Clinical significance of B-type natriuretic Peptide in the assessment of untreated hypertension.

BACKGROUND: Recent studies suggest that B-type natriuretic peptide (BNP) is an important predictor of cardiac events in hypertensive patients. METHODS AND RESULTS: The relationship between the plasma BNP level and various clinical parameters was examined in 154 untreated hypertensive patients without heart failure or atrial fibrillation (mean age: 58.0+/-10.7; mean blood pressure: 164.5+/-15.2/99.1+/-9.7 mmHg; mean BNP: 32.7+/-36.7 pg/ml). First, the patients were divided into 2 groups based on BNP: normal (<18.5 pg/ml, mean 9.7+/-5.7, n=69); or elevated (>18.5 pg/ml, mean 51.4+/-40.4, n=85). The elevated BNP group had a significantly greater electrocardiographic voltage index (SV1+RV5; 3.7+/-1.2 vs 3.2+/-0.8 mV, p=0.0029), cardiothoracic ratio/chest radiography (CTR; 49.1 vs 46.9%, p=0.0037), left ventricular mass index (LVMI; 122.2+/-31.7 vs 103.1+/-26.4 g/m2, p=0.0005) and deceleration time (DT; 241+/-39 vs 208+/-30 ms, p=0.0001), as well as a smaller E-wave to A-wave (E/A ratio) (0.80+/-0.22 vs 0.96+/-0.28, p=0.0003), compared with the normal BNP group. There were no significant differences in casual blood pressure, body mass index, serum creatinine and ejection fraction between the 2 groups.

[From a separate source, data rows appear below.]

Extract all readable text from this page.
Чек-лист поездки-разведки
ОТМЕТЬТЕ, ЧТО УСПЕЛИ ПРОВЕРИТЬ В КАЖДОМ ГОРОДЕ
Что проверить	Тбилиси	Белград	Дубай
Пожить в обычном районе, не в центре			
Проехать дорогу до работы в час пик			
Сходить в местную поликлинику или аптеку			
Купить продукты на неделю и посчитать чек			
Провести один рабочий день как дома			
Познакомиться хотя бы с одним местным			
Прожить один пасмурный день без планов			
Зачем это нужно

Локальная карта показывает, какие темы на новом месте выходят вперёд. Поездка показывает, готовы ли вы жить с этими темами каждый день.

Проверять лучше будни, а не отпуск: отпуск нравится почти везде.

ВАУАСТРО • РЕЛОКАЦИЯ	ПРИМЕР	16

Next, the patients were divided into 3 groups based on BNP: normal (<18.5, n=69), moderate (18.5 to 40, mean 27.0+/-5.7, n=43) and high (40<, mean 76.3+/-45.3, n=42). In the high BNP group, most clinical parameters indicated the most severe organ damage compared with other groups, including SV1+RV5, DT and LVMI. In all patients, logarithmic BNP was positively correlated with the age, pulse pressure, SV1+RV5, CTR, ventricular wall thickness, DT, LVMI and negatively correlated with hemoglobin, renin and E/A ratio. Using multiple regression analysis, renin and DT were significantly associated with BNP. No gender differences in the relationship between BNP and clinical parameters were found. CONCLUSIONS: Results suggest that BNP is a useful indicator for the initial assessment of the severity of essential hypertension, detecting both cardiac hypertrophy and diastolic dysfunction, and may also be valuable for risk stratification.